Winsen
Präventionstheater an der Eckermann-Realschule zu den Gefahren von Alkoholkonsum
Stille in der Aula, dann ein lautes Schreien, torkelnd stolpert Schauspieler Thomas Flocken vom Schauspielkollektiv Lüneburg auf die Bühne der Eckermann-Realschule in Winsen. Vor ihm sitzen Schüler des achten Jahrgangs im Rahmen einer Präventionsmaßnahme zum Thema "Alkoholsucht“.
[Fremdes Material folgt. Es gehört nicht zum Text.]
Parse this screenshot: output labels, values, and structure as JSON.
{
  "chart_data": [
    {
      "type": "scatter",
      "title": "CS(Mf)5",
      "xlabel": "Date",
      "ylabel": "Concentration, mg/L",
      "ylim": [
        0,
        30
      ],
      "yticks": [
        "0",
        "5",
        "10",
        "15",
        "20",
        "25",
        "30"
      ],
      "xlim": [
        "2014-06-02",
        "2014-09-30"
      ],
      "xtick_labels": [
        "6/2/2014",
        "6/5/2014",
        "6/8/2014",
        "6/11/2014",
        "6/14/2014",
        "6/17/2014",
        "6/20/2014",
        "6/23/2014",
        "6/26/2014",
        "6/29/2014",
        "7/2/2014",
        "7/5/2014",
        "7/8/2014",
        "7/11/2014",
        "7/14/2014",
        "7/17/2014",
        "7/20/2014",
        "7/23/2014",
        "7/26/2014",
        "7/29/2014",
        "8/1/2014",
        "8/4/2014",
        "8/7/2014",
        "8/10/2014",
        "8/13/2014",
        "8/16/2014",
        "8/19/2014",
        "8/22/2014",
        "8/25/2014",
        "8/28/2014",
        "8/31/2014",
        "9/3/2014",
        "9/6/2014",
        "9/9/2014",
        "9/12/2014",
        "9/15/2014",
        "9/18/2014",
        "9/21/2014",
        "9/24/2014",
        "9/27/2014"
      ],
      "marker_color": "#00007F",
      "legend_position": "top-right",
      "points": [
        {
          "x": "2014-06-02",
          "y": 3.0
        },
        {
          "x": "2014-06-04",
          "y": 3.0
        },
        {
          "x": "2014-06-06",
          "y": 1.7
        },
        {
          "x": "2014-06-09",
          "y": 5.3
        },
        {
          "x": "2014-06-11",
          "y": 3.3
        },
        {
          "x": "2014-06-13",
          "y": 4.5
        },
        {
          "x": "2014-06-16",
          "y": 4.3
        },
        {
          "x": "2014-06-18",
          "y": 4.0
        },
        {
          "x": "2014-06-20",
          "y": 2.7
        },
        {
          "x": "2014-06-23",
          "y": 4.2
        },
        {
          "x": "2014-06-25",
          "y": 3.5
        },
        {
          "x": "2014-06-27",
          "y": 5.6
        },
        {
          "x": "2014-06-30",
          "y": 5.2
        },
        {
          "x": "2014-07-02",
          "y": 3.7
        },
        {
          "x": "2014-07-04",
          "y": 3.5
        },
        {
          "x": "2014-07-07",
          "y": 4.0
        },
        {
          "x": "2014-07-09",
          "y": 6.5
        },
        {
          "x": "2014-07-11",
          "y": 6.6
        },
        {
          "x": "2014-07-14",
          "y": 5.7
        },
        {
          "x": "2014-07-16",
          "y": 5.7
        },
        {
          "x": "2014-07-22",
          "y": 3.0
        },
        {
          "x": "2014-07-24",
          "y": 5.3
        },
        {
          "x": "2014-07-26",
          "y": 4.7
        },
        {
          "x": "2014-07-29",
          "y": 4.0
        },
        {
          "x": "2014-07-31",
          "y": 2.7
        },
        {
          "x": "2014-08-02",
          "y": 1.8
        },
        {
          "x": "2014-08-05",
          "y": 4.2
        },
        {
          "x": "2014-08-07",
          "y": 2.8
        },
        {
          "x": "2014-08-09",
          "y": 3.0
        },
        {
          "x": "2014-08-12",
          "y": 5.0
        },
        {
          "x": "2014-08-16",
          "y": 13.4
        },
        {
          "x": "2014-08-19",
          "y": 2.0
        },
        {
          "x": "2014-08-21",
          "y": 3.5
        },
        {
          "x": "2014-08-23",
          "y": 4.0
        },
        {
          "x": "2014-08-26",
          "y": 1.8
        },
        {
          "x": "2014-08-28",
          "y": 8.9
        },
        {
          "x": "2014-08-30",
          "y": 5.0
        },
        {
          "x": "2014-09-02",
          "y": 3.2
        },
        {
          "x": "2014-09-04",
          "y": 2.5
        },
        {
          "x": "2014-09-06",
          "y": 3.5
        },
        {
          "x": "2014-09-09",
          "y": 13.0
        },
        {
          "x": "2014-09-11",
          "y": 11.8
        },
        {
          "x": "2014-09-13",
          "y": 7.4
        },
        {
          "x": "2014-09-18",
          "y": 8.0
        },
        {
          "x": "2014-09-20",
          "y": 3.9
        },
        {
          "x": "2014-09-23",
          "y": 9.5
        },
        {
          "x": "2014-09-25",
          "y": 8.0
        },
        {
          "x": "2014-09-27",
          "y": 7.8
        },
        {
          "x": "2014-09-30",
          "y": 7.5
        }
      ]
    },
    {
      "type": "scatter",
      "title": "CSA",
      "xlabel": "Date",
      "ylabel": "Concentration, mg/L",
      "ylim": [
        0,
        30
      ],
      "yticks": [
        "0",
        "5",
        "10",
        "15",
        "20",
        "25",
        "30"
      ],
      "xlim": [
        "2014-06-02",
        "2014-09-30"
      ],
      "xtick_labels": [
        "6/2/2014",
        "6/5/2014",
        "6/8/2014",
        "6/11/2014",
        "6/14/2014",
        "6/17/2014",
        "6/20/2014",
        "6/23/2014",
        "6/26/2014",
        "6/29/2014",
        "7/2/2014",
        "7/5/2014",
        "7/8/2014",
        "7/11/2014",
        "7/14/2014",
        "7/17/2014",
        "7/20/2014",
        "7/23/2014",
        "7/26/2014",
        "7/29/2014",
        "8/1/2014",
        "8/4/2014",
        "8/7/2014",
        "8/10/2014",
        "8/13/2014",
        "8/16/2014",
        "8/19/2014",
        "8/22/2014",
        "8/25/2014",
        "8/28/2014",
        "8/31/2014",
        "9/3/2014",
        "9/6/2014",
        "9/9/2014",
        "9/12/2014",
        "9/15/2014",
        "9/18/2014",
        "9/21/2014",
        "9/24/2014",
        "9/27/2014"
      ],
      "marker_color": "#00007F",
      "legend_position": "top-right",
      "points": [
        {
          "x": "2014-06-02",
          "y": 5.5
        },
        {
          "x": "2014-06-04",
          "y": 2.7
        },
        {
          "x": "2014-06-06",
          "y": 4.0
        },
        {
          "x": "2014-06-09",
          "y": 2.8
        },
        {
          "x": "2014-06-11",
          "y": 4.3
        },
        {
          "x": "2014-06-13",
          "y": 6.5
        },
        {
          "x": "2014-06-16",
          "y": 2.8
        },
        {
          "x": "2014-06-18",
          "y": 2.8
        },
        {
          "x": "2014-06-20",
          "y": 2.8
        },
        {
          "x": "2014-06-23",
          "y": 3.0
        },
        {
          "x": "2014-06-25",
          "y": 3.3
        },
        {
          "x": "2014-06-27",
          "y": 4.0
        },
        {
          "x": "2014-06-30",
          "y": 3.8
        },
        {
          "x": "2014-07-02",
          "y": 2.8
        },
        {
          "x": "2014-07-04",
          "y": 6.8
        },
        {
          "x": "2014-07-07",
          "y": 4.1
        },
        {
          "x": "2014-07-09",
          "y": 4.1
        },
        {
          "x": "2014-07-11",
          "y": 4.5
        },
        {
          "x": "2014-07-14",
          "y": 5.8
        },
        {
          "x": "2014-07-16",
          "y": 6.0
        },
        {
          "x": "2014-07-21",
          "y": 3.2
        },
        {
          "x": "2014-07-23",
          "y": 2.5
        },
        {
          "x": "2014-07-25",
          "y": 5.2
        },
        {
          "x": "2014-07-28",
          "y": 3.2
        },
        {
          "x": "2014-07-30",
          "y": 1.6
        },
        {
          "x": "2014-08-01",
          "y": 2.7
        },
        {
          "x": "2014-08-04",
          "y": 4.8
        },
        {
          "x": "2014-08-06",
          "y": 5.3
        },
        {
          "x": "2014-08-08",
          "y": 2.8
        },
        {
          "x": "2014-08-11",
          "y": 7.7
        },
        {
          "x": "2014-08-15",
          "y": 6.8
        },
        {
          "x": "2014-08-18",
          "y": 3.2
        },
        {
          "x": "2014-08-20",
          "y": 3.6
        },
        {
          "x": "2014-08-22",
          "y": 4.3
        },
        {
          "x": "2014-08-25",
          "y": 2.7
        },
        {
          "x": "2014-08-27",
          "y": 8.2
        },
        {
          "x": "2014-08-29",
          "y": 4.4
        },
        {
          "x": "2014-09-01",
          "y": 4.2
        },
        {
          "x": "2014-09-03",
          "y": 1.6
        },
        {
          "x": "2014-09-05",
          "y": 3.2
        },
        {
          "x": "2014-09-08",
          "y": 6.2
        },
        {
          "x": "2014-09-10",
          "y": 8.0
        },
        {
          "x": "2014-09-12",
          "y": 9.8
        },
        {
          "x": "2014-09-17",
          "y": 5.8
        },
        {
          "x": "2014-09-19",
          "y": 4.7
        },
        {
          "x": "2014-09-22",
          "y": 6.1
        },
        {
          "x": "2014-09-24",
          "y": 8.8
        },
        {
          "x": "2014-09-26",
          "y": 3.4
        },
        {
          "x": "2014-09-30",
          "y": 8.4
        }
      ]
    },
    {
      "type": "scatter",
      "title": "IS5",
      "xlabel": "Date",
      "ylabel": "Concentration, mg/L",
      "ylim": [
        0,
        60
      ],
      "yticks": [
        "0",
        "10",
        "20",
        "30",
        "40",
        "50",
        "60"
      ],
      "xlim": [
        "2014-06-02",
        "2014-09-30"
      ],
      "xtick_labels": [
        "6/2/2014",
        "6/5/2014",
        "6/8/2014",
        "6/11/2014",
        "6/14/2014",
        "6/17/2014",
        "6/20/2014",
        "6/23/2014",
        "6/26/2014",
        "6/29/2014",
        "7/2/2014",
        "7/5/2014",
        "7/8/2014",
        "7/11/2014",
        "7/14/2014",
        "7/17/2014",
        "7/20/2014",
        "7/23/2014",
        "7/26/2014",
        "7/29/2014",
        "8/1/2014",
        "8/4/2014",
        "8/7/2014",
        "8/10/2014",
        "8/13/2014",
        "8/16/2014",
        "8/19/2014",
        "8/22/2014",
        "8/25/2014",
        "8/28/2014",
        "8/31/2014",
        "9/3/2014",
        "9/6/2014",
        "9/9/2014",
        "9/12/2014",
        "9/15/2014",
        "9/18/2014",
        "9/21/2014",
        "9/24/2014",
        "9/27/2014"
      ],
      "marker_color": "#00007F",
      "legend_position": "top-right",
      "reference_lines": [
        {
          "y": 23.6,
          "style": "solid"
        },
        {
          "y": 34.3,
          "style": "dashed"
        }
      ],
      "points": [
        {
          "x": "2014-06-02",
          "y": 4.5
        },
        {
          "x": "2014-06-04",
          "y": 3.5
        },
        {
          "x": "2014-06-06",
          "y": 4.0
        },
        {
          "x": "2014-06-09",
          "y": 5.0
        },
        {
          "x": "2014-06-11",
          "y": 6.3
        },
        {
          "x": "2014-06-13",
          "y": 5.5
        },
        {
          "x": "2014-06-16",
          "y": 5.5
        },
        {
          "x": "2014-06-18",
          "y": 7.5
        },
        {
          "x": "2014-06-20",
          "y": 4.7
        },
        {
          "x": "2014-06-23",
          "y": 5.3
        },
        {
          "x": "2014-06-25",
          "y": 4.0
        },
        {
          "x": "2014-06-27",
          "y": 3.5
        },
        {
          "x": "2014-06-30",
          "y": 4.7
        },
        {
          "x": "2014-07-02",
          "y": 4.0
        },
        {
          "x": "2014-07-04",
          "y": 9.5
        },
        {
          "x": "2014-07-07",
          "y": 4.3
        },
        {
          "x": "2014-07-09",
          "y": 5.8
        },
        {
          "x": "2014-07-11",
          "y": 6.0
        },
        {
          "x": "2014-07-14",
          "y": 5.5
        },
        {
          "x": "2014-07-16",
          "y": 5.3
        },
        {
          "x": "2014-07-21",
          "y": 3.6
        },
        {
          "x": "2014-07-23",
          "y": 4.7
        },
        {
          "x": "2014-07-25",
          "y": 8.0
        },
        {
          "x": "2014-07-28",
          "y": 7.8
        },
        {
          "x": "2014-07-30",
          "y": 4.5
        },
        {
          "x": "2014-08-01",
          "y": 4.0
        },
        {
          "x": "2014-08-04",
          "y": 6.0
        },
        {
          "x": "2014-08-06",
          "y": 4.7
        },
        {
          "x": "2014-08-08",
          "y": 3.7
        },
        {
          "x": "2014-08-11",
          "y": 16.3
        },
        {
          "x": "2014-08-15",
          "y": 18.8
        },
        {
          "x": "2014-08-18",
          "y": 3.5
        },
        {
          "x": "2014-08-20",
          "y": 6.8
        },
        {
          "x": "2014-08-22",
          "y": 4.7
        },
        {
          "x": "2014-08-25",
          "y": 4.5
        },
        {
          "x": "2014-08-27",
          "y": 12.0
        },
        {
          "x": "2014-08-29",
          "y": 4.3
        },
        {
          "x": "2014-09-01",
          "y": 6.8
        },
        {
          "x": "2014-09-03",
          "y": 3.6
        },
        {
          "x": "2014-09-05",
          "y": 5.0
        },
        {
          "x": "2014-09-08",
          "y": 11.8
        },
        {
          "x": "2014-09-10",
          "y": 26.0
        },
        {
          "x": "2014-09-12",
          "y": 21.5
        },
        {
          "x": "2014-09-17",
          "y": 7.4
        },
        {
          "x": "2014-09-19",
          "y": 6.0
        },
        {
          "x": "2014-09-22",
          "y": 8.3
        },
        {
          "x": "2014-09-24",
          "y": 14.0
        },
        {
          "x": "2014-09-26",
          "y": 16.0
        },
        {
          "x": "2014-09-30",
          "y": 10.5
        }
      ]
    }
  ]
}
Wenn der Rausch das Leben bestimmt. Flocken spielt den Schauspieler David Aschinger, der ein Stück mit dem Titel "Flasche leer“ aufführen soll. Er hat als Requisit eine Plastikflasche, in der sich, der Theaterkonvention gemäß, schwarzer Tee als Whisky-Ersatz befindet. Er erzählt von der Rolle, die er in dem Stück spielt: Knut, ein Alkoholiker. Er versichert öfter, dass er bald anfangen wird, das Stück zu spielen, stattdessen spricht er über sein eigenes Leben und seine Erfahrungen mit dem Alkohol. So entfaltet sich die Geschichte einer sich immer rasanter entwickelnden Trinker-Karriere.
Es wird schnell klar, dass Aschinger das Stück nie spielen wird, dass die Schüler bereits mittendrin in dem Stück sind, dass sie ein Stück über ein nicht gespieltes Stück sehen. Lebenslügen und Verdrängungsmechanismen, die den Alltag eines Süchtigen prägen und verändern, stehen im Mittelpunkt des Theaterstücks "Flasche leer“.
Die Reaktionen werden immer unkontrollierbarer und sprunghafter. Mal redselig, dann wieder aggressiv und unkontrolliert. Am Ende sollen die Schüler sogar zu Komplizen werden und im theaterpädagogischen Gespräch sagen "er hätte nur gespielt“. Gerade diese Verunsicherung, die das Theaterstück bei den Jugendlichen hinterlässt, kann besonders heilsam sein, zeigt sich doch, dass die Übergänge fließend sind und eine Abhängigkeit schnell eintreten kann.
"In Deutschland trinkt man gerne Alkohol. Dass der den Körper massiv schädigt wissen die meisten. Doch die Verharmlosung des Alkohols im Alltag erschwert einen Mentalitätswandel“, so Thomas Flocken in der theaterpädagogischen Nachbesprechung mit den Jugendlichen. Bestätigung bekommt Flocken durch das Bundesministerium für Gesundheit. Auch dieses kommt zu der Einschätzung, dass in unserer Gesellschaft eine weit verbreitete unkritisch positive Einstellung zum Alkohol vorherrsche. So wurden 2021 rund zehn Liter reinen Alkohols pro Kopf in Deutschland konsumiert.
Auch kenne er die Reaktionen seines jungen Publikums nur zu gut, so Flocken. Zuerst werde noch viel gelacht, aber ihm fielen während des Theaterspiels auch immer wieder sehr ernste und leere Blicke auf. Hinter diesen, da sei er sich sicher, verbergen sich eigene Lebenserfahrungen. Vielleicht ein alkoholabhängiges Elternteil oder der eigene Absturz nach einer durchzechten Party.
In dem theaterpädagogischen Gespräch im Anschluss an das gespielte Stück ginge es ihm und seiner Kollegin Julia von Thoen aber auch darum, mit den Schülern ins Gespräch zu kommen. Zunächst über das Leben und den Alltag von David Aschinger, und im weiteren Verlauf über die eigenen Erfahrungen mit Alkohol, möglichem Gefährdungspotential und Handlungsalternativen. Letztere selbst zu erkennen und zu benennen sei für die Schüler ungemein wichtig, sind sich die beiden Theaterpädagogen einig, denn eine Abhängigkeit entwickele sich immer dort, wo keine Handlungsalternativen zu dem Alkoholkonsum gesehen und entwickelt werden.